At least 25 people died and many more were wounded in car bombings in Baghdad and elsewhere Wednesday. VOA's Jim Randle reports from Baghdad.
Most of the car bombs exploded in areas of Baghdad that are predominantly Shi'ite.
One blast hit a waiting area for minibuses.
Another blew up in a mixed neighborhood in the western part of the city.
North of Baghdad, at a checkpoint close to an Iraqi army headquarters, a bomber blew himself up along with the oil truck he was driving. Several soldiers were wounded in the explosion.
Tuesday, insurgents killed more than 50 people, many of them Shi'ite Muslims performing rituals for the Shi'ite holy day of Ashura.
U.S. authorities said two U.S. soldiers and a Marine that were wounded in fighting Tuesday in al-Anbar province have died.
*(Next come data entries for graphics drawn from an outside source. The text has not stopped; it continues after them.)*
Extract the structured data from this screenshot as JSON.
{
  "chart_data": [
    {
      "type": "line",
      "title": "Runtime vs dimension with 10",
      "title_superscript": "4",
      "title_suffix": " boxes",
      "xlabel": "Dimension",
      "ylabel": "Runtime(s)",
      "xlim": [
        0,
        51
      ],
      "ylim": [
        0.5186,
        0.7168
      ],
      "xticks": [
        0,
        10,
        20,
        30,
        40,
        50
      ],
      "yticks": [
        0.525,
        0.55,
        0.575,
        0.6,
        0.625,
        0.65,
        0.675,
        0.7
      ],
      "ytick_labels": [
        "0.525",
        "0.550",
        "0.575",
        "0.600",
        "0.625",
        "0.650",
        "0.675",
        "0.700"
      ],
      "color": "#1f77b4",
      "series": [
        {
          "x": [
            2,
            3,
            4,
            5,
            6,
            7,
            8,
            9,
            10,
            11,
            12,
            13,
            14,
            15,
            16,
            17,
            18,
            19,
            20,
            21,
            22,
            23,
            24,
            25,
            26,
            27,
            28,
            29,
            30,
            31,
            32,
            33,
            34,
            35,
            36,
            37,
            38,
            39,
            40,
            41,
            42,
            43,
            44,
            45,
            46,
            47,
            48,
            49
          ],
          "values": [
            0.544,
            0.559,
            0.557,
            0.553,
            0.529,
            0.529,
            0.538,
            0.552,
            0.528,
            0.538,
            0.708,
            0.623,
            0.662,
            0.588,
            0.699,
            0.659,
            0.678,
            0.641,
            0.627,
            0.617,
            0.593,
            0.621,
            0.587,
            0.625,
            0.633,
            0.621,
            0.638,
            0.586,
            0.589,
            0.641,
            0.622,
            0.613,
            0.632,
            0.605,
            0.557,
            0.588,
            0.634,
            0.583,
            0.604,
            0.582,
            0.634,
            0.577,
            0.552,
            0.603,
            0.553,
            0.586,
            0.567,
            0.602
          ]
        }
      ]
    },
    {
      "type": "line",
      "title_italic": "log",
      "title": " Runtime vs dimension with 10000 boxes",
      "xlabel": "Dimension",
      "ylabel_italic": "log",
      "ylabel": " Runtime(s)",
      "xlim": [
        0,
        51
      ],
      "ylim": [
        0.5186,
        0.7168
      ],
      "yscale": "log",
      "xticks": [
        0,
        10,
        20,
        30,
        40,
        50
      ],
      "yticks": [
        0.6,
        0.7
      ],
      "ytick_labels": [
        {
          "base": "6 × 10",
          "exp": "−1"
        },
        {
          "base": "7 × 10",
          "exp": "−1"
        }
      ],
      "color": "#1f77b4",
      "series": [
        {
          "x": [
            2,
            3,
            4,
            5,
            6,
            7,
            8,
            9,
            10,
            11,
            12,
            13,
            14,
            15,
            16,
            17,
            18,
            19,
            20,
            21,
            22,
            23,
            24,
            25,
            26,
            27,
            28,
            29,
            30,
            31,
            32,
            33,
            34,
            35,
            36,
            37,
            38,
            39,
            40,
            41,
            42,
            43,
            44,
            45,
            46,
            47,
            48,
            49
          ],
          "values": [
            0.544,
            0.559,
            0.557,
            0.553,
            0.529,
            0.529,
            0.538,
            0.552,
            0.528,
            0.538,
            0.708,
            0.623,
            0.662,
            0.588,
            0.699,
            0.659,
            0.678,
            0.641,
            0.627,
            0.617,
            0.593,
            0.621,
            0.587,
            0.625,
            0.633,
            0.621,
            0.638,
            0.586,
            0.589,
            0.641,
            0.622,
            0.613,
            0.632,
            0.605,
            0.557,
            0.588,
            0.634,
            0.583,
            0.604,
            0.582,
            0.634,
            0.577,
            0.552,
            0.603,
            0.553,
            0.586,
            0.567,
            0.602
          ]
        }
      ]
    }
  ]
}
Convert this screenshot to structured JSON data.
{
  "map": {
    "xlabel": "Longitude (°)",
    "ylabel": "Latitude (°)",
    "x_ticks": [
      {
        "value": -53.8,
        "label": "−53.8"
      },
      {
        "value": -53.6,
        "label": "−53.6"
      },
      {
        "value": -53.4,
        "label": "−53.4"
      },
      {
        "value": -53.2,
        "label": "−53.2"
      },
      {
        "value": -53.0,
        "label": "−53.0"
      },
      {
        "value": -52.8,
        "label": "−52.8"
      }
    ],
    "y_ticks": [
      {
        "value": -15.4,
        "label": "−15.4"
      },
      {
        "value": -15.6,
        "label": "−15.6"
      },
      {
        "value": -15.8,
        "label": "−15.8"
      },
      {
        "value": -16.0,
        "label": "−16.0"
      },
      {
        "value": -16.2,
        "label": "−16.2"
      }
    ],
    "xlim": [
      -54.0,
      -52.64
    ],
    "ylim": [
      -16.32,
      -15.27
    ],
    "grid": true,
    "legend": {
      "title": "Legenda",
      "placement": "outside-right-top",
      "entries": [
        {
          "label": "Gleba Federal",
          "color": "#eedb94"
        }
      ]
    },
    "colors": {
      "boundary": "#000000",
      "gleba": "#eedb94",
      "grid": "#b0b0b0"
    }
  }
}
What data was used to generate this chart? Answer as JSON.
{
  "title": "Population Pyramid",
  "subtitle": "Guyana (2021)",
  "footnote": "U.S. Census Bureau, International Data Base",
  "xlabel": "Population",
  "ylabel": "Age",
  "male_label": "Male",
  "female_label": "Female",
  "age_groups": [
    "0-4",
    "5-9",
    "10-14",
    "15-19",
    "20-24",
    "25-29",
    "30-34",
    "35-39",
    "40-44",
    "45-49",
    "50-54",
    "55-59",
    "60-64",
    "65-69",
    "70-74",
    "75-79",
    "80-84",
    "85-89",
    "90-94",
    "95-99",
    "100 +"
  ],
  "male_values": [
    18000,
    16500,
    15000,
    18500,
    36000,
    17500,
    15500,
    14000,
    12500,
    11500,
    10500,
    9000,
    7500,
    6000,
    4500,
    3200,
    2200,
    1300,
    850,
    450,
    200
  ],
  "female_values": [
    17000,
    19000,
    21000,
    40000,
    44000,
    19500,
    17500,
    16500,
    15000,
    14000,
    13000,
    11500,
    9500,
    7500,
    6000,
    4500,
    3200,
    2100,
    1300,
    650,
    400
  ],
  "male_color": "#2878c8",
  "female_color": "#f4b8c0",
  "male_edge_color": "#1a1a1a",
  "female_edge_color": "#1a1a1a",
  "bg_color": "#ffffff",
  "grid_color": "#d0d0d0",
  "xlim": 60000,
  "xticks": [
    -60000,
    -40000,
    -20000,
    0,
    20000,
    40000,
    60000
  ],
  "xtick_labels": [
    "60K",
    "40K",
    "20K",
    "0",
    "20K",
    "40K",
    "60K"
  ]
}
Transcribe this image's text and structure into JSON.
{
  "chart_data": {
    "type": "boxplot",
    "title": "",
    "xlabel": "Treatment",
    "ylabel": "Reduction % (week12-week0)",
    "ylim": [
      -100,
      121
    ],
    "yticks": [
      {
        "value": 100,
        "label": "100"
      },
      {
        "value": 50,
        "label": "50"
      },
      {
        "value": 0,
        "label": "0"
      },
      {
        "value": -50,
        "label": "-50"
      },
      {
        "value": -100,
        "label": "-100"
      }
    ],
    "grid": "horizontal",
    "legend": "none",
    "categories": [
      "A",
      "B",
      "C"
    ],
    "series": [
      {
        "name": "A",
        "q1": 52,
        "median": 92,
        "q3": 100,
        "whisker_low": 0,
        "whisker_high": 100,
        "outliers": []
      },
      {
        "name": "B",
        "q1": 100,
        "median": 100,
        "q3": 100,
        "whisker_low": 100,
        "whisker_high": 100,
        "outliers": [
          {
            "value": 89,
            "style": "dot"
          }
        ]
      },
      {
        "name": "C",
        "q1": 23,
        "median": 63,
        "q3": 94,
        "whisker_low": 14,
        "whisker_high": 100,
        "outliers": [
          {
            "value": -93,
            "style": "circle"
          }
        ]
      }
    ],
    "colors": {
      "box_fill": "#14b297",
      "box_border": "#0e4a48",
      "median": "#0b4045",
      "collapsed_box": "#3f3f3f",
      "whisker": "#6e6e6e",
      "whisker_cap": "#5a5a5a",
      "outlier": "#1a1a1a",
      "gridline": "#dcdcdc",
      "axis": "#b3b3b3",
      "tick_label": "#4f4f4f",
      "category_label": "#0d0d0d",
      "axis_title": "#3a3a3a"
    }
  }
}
In Washington, a critic of President Bush's approach to Iraq, Speaker of the House of Representatives Nancy Pelosi said she was disappointed by what she saw on a recent trip to Baghdad.
"We went with the hope and expectation that what we would see in Iraq was some coordinated effort to have political solutions, to relieve the civil strife and violence there, and diplomatic efforts to bring stability to the region," she said. "We saw no evidence of either, sadly."
Polls show that in the United States public sentiment has turned against the war that has cost more than 3,000 American lives in nearly four years.
And a new audit of reconstruction projects in Iraq published Wednesday says reconstruction efforts have lost millions of dollars to waste, fraud, and abuse.